One of the reasons that A.I has gotten so good at coding so quickly is that there is just a ton of available code in a format that is easy to train on. However for that reason, people have already scraped most of everything there is to train on. There isn’t just another 40TB of training data set they can get. This isn’t to mention the fact that A.I training on A.I generated code will actually lead to reduction in quality. Right now It’s more about trying to build new ways to train on the data they already have, and doesn’t seem like they’ve made a meaningful break through on that end just yet.
People sometimes forget that Moore’s Law is no longer possible. Hardware is increasingly approaching its limits.
If I want to create a text using my own creativity, I can use a 90s laptop running Windows 95 to do so. If I want to create the same text, but using artificial intelligence, I will need a computer system many orders of magnitude larger than the obsolete computer in the example.
Now imagine Pixar’s computer system. It is larger than that of many large companies in Silicon Valley. It needs a huge system to create films using human creativity. Imagine how many orders of magnitude this system will need to increase to create films without human labor? It will not be worth it financially.
But AI will continue to be very useful for smaller tasks, such as creating reports, writing documents, organizing information, etc.
Anyone who has studied the philosophy of mind or language has been saying as much since the very advent of LLMs. I’m reminded of Sam Harris, someone with a neuroscience background who started making strong claims about science’s ability to guide morality without understanding a fundamental aspect of ethics, and thereafter ignored all criticism from people who have actually studied the field because… he was selling books after all (and quite a lot of them).
In the same way, LLMs are just a product to sell, and to sell that product you need a narrative, and the narrative that sells it is that it will become AGI if… they get enough money.
The product isn’t intelligence, it is the illusion of intelligence (stochastic parrot). It is an excuse—for cost-cutting, for lowering standards, for surveillance and IP theft in the name of data farming, for charging for a new subscription tier, asking for new contracts, etc. etc.
LLMs are a grift, not because they don’t have a use, but because the narrative and expectations around them are bullshit. If you buy into them beyond their capabilities as glorified search engines (the results of which you should still verify against hallucinations anyway, if you have any actual intellectual integrity), you are a mark.

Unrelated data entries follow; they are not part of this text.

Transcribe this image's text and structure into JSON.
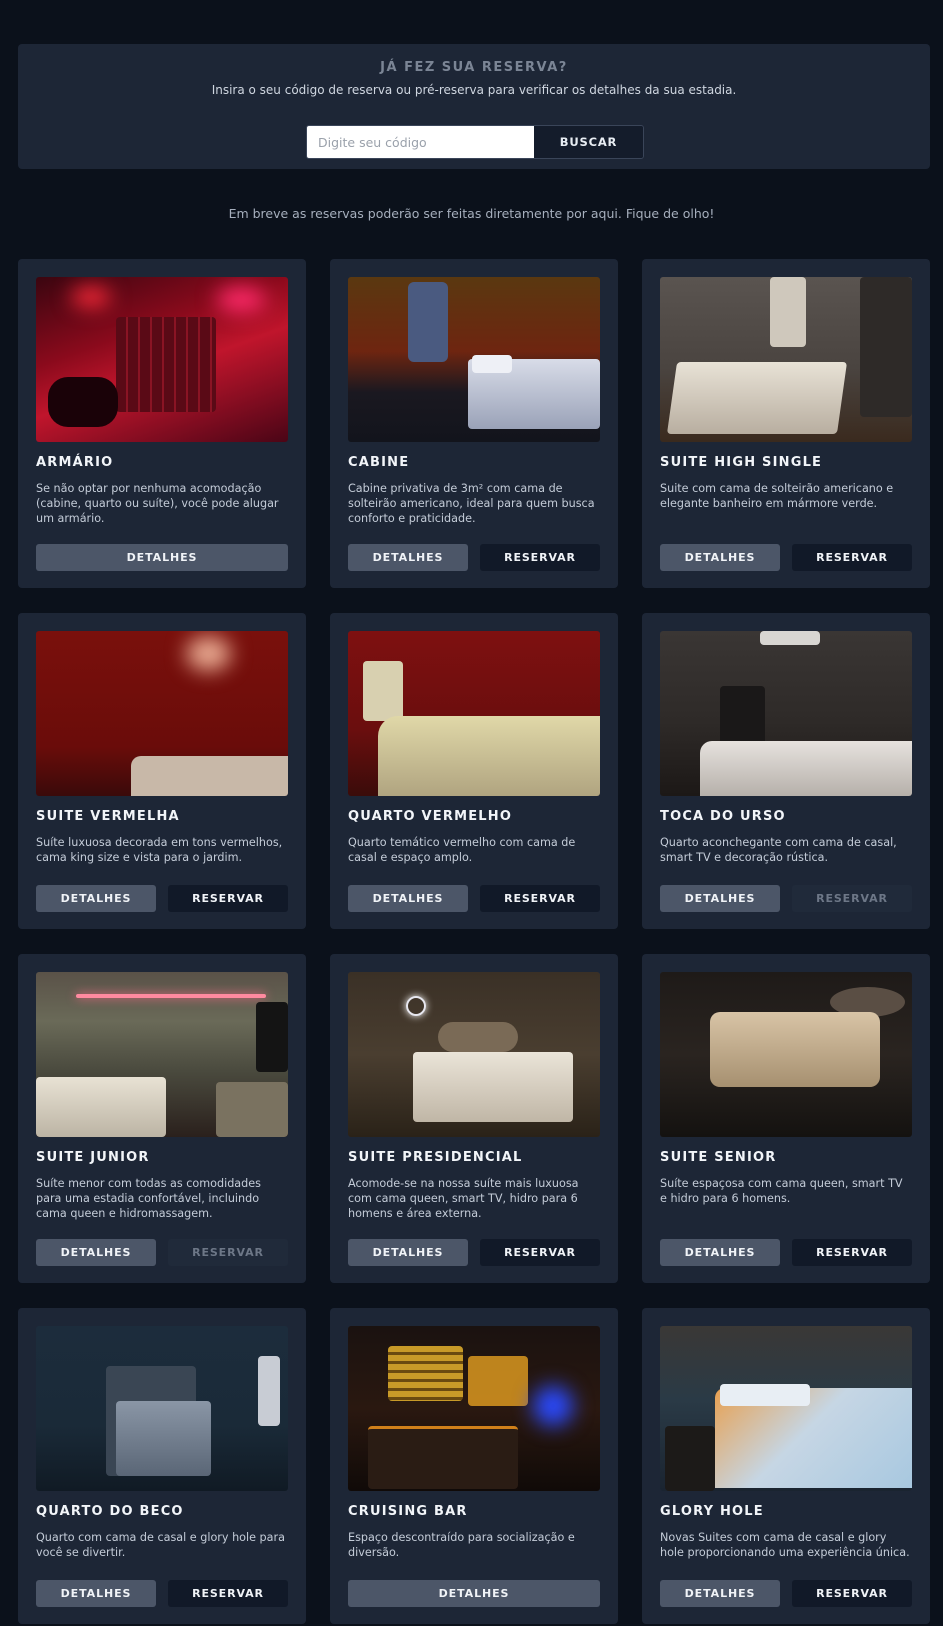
{
  "reserva": {
    "title": "JÁ FEZ SUA RESERVA?",
    "subtitle": "Insira o seu código de reserva ou pré-reserva para verificar os detalhes da sua estadia.",
    "placeholder": "Digite seu código",
    "button": "BUSCAR"
  },
  "notice": "Em breve as reservas poderão ser feitas diretamente por aqui. Fique de olho!",
  "cards": [
    {
      "title": "ARMÁRIO",
      "desc": "Se não optar por nenhuma acomodação (cabine, quarto ou suíte), você pode alugar um armário.",
      "details": "DETALHES",
      "reserve": null
    },
    {
      "title": "CABINE",
      "desc": "Cabine privativa de 3m² com cama de solteirão americano, ideal para quem busca conforto e praticidade.",
      "details": "DETALHES",
      "reserve": "RESERVAR"
    },
    {
      "title": "SUITE HIGH SINGLE",
      "desc": "Suite com cama de solteirão americano e elegante banheiro em mármore verde.",
      "details": "DETALHES",
      "reserve": "RESERVAR"
    },
    {
      "title": "SUITE VERMELHA",
      "desc": "Suíte luxuosa decorada em tons vermelhos, cama king size e vista para o jardim.",
      "details": "DETALHES",
      "reserve": "RESERVAR"
    },
    {
      "title": "QUARTO VERMELHO",
      "desc": "Quarto temático vermelho com cama de casal e espaço amplo.",
      "details": "DETALHES",
      "reserve": "RESERVAR"
    },
    {
      "title": "TOCA DO URSO",
      "desc": "Quarto aconchegante com cama de casal, smart TV e decoração rústica.",
      "details": "DETALHES",
      "reserve": "RESERVAR"
    },
    {
      "title": "SUITE JUNIOR",
      "desc": "Suíte menor com todas as comodidades para uma estadia confortável, incluindo cama queen e hidromassagem.",
      "details": "DETALHES",
      "reserve": "RESERVAR"
    },
    {
      "title": "SUITE PRESIDENCIAL",
      "desc": "Acomode-se na nossa suíte mais luxuosa com cama queen, smart TV, hidro para 6 homens e área externa.",
      "details": "DETALHES",
      "reserve": "RESERVAR"
    },
    {
      "title": "SUITE SENIOR",
      "desc": "Suíte espaçosa com cama queen, smart TV e hidro para 6 homens.",
      "details": "DETALHES",
      "reserve": "RESERVAR"
    },
    {
      "title": "QUARTO DO BECO",
      "desc": "Quarto com cama de casal e glory hole para você se divertir.",
      "details": "DETALHES",
      "reserve": "RESERVAR"
    },
    {
      "title": "CRUISING BAR",
      "desc": "Espaço descontraído para socialização e diversão.",
      "details": "DETALHES",
      "reserve": null
    },
    {
      "title": "GLORY HOLE",
      "desc": "Novas Suites com cama de casal e glory hole proporcionando uma experiência única.",
      "details": "DETALHES",
      "reserve": "RESERVAR"
    }
  ]
}
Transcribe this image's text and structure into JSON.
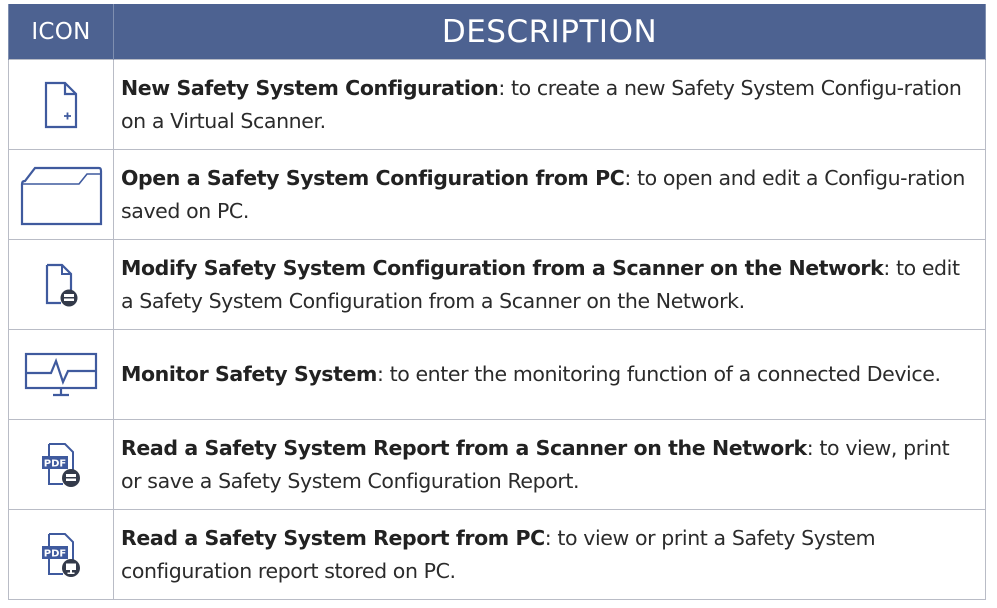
{
  "header": {
    "icon_col": "ICON",
    "desc_col": "DESCRIPTION"
  },
  "rows": [
    {
      "icon": "new-document-icon",
      "term": "New Safety System Configuration",
      "desc": ": to create a new Safety System Configu-ration on a Virtual Scanner."
    },
    {
      "icon": "folder-icon",
      "term": "Open a Safety System Configuration from PC",
      "desc": ": to open and edit a Configu-ration saved on PC."
    },
    {
      "icon": "document-network-scanner-icon",
      "term": "Modify Safety System Configuration from a Scanner on the Network",
      "desc": ": to edit a Safety System Configuration from a Scanner on the Network."
    },
    {
      "icon": "monitor-pulse-icon",
      "term": "Monitor Safety System",
      "desc": ": to enter the monitoring function of a connected Device."
    },
    {
      "icon": "pdf-network-scanner-icon",
      "term": "Read a Safety System Report from a Scanner on the Network",
      "desc": ": to view, print or save a Safety System Configuration Report.",
      "icon_text": "PDF"
    },
    {
      "icon": "pdf-pc-icon",
      "term": "Read a Safety System Report from PC",
      "desc": ": to view or print a Safety System configuration report stored on PC.",
      "icon_text": "PDF"
    }
  ],
  "colors": {
    "header_bg": "#4d6291",
    "header_text": "#ffffff",
    "icon_blue": "#3f5a9e"
  }
}
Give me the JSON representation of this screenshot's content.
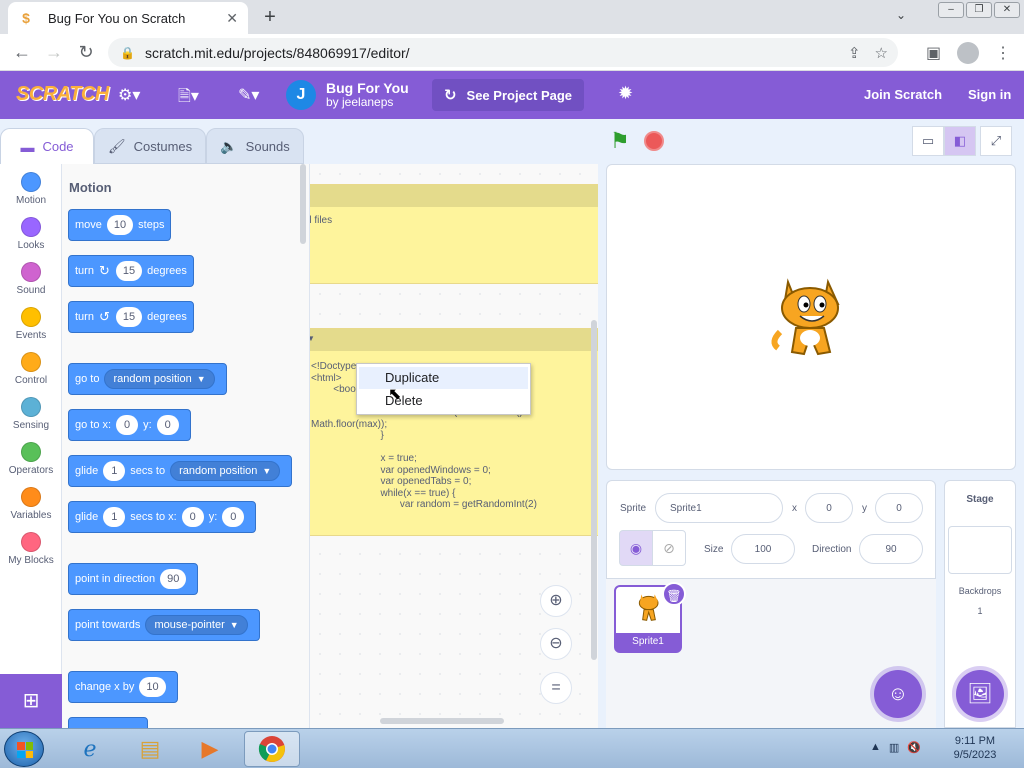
{
  "browser": {
    "tab_title": "Bug For You on Scratch",
    "tab_favicon": "scratch-favicon",
    "url": "scratch.mit.edu/projects/848069917/editor/"
  },
  "scratch_menu": {
    "logo": "SCRATCH",
    "avatar_letter": "J",
    "project_title": "Bug For You",
    "project_by": "by jeelaneps",
    "see_project": "See Project Page",
    "join": "Join Scratch",
    "sign_in": "Sign in"
  },
  "editor_tabs": [
    "Code",
    "Costumes",
    "Sounds"
  ],
  "categories": [
    {
      "label": "Motion",
      "color": "#4c97ff"
    },
    {
      "label": "Looks",
      "color": "#9966ff"
    },
    {
      "label": "Sound",
      "color": "#cf63cf"
    },
    {
      "label": "Events",
      "color": "#ffbf00"
    },
    {
      "label": "Control",
      "color": "#ffab19"
    },
    {
      "label": "Sensing",
      "color": "#5cb1d6"
    },
    {
      "label": "Operators",
      "color": "#59c059"
    },
    {
      "label": "Variables",
      "color": "#ff8c1a"
    },
    {
      "label": "My Blocks",
      "color": "#ff6680"
    }
  ],
  "palette": {
    "title": "Motion",
    "move": {
      "a": "move",
      "n": "10",
      "b": "steps"
    },
    "turn_r": {
      "a": "turn",
      "n": "15",
      "b": "degrees"
    },
    "turn_l": {
      "a": "turn",
      "n": "15",
      "b": "degrees"
    },
    "goto": {
      "a": "go to",
      "d": "random position"
    },
    "gotoxy": {
      "a": "go to x:",
      "x": "0",
      "y_lbl": "y:",
      "y": "0"
    },
    "glide1": {
      "a": "glide",
      "n": "1",
      "b": "secs to",
      "d": "random position"
    },
    "glide2": {
      "a": "glide",
      "n": "1",
      "b": "secs to x:",
      "x": "0",
      "y_lbl": "y:",
      "y": "0"
    },
    "point_dir": {
      "a": "point in direction",
      "n": "90"
    },
    "point_towards": {
      "a": "point towards",
      "d": "mouse-pointer"
    },
    "change_x": {
      "a": "change x by",
      "n": "10"
    }
  },
  "comments": {
    "top_text": "ml files",
    "code_text": "<!Doctype\n<html>\n        <boo\n\n                         return Math.floor(Math.random() *\nMath.floor(max));\n                         }\n\n                         x = true;\n                         var openedWindows = 0;\n                         var openedTabs = 0;\n                         while(x == true) {\n                                var random = getRandomInt(2)"
  },
  "context_menu": [
    "Duplicate",
    "Delete"
  ],
  "sprite_info": {
    "sprite_label": "Sprite",
    "sprite_name": "Sprite1",
    "x_label": "x",
    "x": "0",
    "y_label": "y",
    "y": "0",
    "size_label": "Size",
    "size": "100",
    "direction_label": "Direction",
    "direction": "90"
  },
  "sprite_thumb": "Sprite1",
  "stage_panel": {
    "title": "Stage",
    "backdrops_label": "Backdrops",
    "backdrops_count": "1"
  },
  "taskbar": {
    "time": "9:11 PM",
    "date": "9/5/2023"
  }
}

Actually they are pouring too much into something before it continues a cycle of innovation that actually makes it a viable product.
language models is a fascinating advancement. But there are more discoveries to be made. It is not correct to say that ai is a dead end technology.
Do people really think that scaling is everything that is being tried, that new models aren’t being developed and tested?
This has less to do with AI itself and more with how investors behave and how the offer adjusts to this behavior. If antibiotics, steam engine or airplane were invented today, you’ll also see billions being poured in dead ends related to these fields – and for all I know, maybe that’s exactly what happened at the time.
I think we’re going to see a repeat of history with another AI winter coming. I don’t know when that’s coming but it’s coming or maybe even starting I don’t know yet but we’ll see. The bubble is going to eventually burst.
Just think of the benefits had they taken those billions and poured them into developing people instead.
So, are these the same researchers telling us that AI is going to take over the world and needs to be regulated as a menace to society?